Soy Doesn’t Stop: How Soybeans Come Back to the Farm

Take a walk around Jay Myers’ farm near Colfax, North Dakota, and it becomes evident that soybeans are more than just a crop to him. The bountiful soybean fields that surround his home are only the beginning of soy at his farm.

Myers and many other farmers see the beans they grow being used in more than a thousand different products.

To increase and diversify demand for U.S. soybeans, the checkoff supports innovative research that leads to the development and commercialization of new sustainable, high-performing products that use soy each year. In fact, in the last decade industrial use — besides the oil used for biodiesel — of soybean oil in the U.S. increased by more than 50 percent.

From soy-based asphalt to concrete durability enhancer to belts and tires on his combine, the oilseed Myers grows is intertwined with his farming operation through these and many other innovative products.

“There’s a lot of new uses for all of these soybeans,” Myer says, looking out at his late-summer fields. “We recently added a soy-based dust suppressant to the floor of our machine shed and will be using a soybean-based sealant to protect our concrete.”

For the fourth year, Myers is using RAPTOR® rubber draper belting with TerraTech™ technology on his combine, which was developed in partnership with the soy checkoff. The patented rubber technology uses soybean oil instead of petroleum in a rubber compound with many applications. Each of the belts produced by WCCO Belting in Wahpeton, North Dakota, is made with the oil from about .75 bushels of soybeans.

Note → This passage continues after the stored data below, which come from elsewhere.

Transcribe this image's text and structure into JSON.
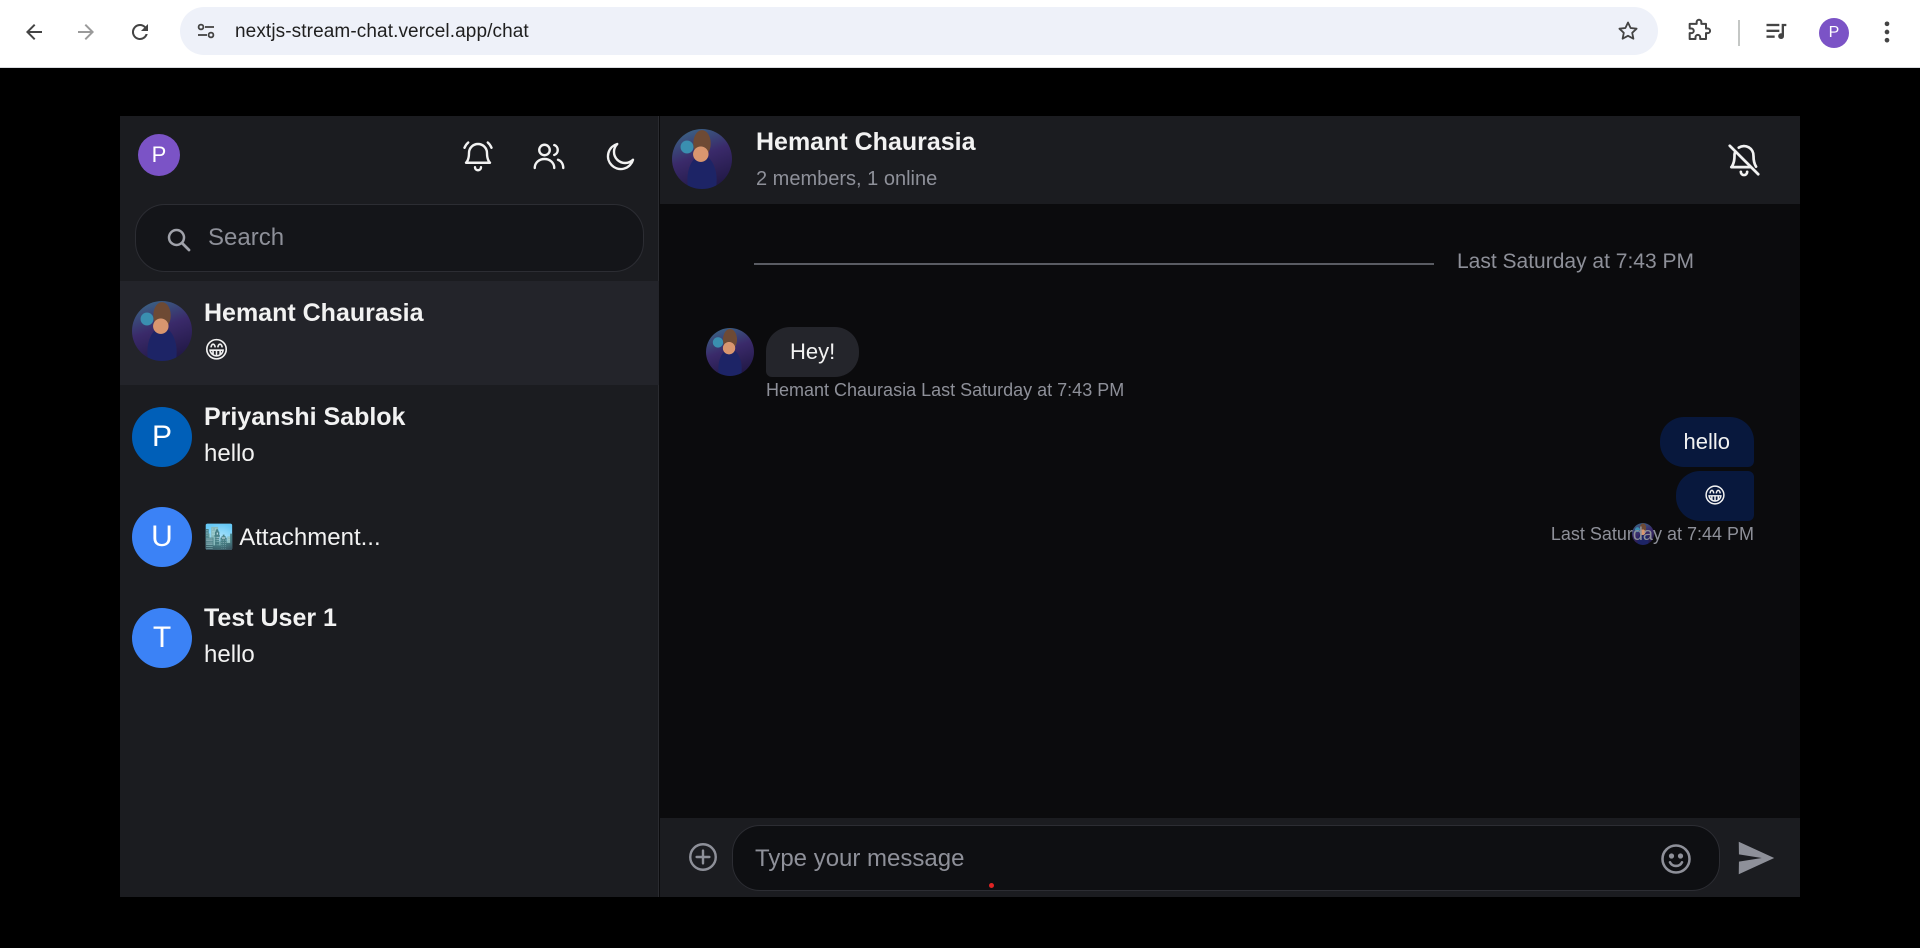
{
  "browser": {
    "url": "nextjs-stream-chat.vercel.app/chat",
    "profile_initial": "P",
    "icons": [
      "back-icon",
      "forward-icon",
      "reload-icon",
      "site-settings-icon",
      "star-icon",
      "extensions-icon",
      "media-icon",
      "more-icon"
    ]
  },
  "sidebar": {
    "me_initial": "P",
    "search_placeholder": "Search",
    "header_icons": [
      "notifications-icon",
      "users-icon",
      "dark-mode-icon"
    ],
    "channels": [
      {
        "name": "Hemant Chaurasia",
        "preview": "😁",
        "avatar_initial": "",
        "avatar_type": "photo",
        "active": true
      },
      {
        "name": "Priyanshi Sablok",
        "preview": "hello",
        "avatar_initial": "P",
        "avatar_color": "#005fb8"
      },
      {
        "name": "",
        "preview": "🏙️ Attachment...",
        "avatar_initial": "U",
        "avatar_color": "#3b82f6"
      },
      {
        "name": "Test User 1",
        "preview": "hello",
        "avatar_initial": "T",
        "avatar_color": "#3b82f6"
      }
    ]
  },
  "chat": {
    "title": "Hemant Chaurasia",
    "subtitle": "2 members, 1 online",
    "date_separator": "Last Saturday at 7:43 PM",
    "incoming": {
      "text": "Hey!",
      "author": "Hemant Chaurasia",
      "time": "Last Saturday at 7:43 PM"
    },
    "outgoing": {
      "messages": [
        "hello",
        "😁"
      ],
      "time": "Last Saturday at 7:44 PM"
    },
    "composer_placeholder": "Type your message"
  },
  "colors": {
    "sidebar_bg": "#1b1c20",
    "chat_bg": "#0b0b0d",
    "outgoing_bubble": "#08183d",
    "incoming_bubble": "#24252b",
    "profile_purple": "#7b53c6"
  }
}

WCCO Belting is a 67-year-old, family-owned custom rubber product manufacturer serving the agriculture, light industrial, construction, sand and gravel, packaging and recycling industries worldwide. The company focuses on the technological advancement of each raw material and belt component to provide high-value rubber product solutions.

“The performance of the belts is at least the same as belts made with petroleum products,” says Jean Voorhees, Vice President of business development at WCCO. “We’ve also seen that during testing, the soy belt provided about 20 percent more abrasion resistance than a petroleum-based belt.”

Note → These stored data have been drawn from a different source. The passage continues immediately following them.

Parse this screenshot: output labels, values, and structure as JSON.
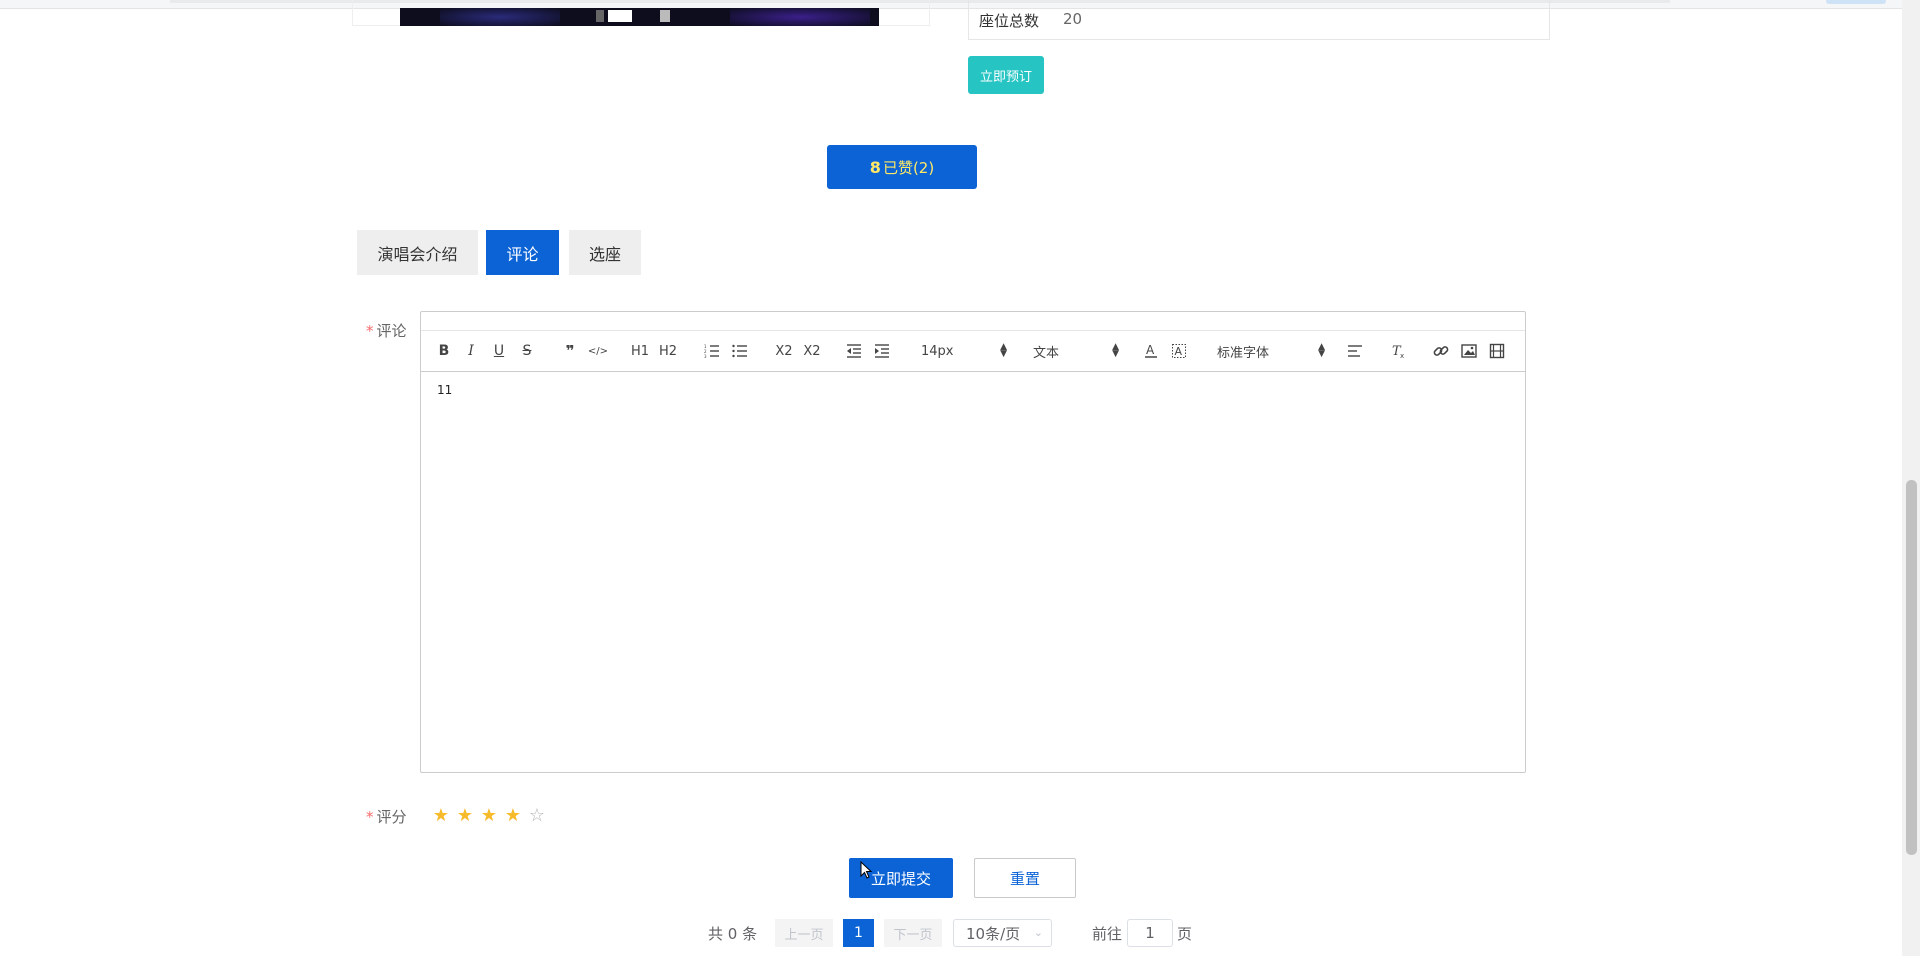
{
  "details": {
    "seat_total_label": "座位总数",
    "seat_total_value": "20",
    "book_button": "立即预订"
  },
  "like": {
    "label": "已赞(2)",
    "icon": "thumb-up-icon"
  },
  "tabs": [
    {
      "label": "演唱会介绍",
      "active": false
    },
    {
      "label": "评论",
      "active": true
    },
    {
      "label": "选座",
      "active": false
    }
  ],
  "form": {
    "required_mark": "*",
    "comment_label": "评论",
    "rating_label": "评分",
    "rating_value": 4,
    "rating_max": 5,
    "editor": {
      "toolbar": {
        "bold": "B",
        "italic": "I",
        "underline": "U",
        "strike": "S",
        "blockquote": "❞",
        "code": "</>",
        "h1": "H1",
        "h2": "H2",
        "sub": "X2",
        "sup": "X2",
        "size_picker": "14px",
        "header_picker": "文本",
        "font_picker": "标准字体"
      },
      "content": "11"
    },
    "submit_button": "立即提交",
    "reset_button": "重置"
  },
  "pagination": {
    "total": "共 0 条",
    "prev": "上一页",
    "current": "1",
    "next": "下一页",
    "page_size": "10条/页",
    "goto_prefix": "前往",
    "goto_value": "1",
    "goto_suffix": "页"
  },
  "colors": {
    "primary": "#0b63d6",
    "book_button": "#27c4c4",
    "like_text": "#ffe866",
    "star": "#f7ba2a",
    "required": "#f56c6c"
  }
}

The belts were developed with research support from the soy checkoff, using a North Dakota Ag Products Utilization Commission grant and in partnership with the North Dakota State University coating and polymeric materials department.

Dean Webster, a polymer chemist at NDSU, says soybean oil offers an appealing alternative for several reasons.

“Soybean oil can improve rubber’s sustainability without sacrificing performance relative to petrochemical products,” he says in a digital book called “Spurring Automotive Innovation with Soy,” published in partnership with the soy checkoff.

After research and development, the first RAPTOR belt made with soy oil was produced in 2014. It’s available for purchase in the U.S. and in 20 other countries.

“The whole concept (soy oil in rubber) is something that we are very excited about,” Vorhees says. “We think there is a lot of room to grow with a lot of possibilities.”

Myers is confident in the checkoff’s contributions to new ways to utilize the soybeans he grows.

“I like to see the new uses for soybeans,” he says. “What’s the next thing that will add profitability to the farm? There are all types of companies working on new products. What’s the next thing that will add $2 to every $1 of our checkoff investment?”

As a checkoff farmer-leader Myers says products like Goodyear tires produced with soy oil, the WCCO draper belts and soy-based asphalt make the soy checkoff that much more important.

“We’re working with a small percentage of everybody’s value of the soybeans and investing it in projects that will benefit all of us in the long run by adding more profit to the farm,” he says.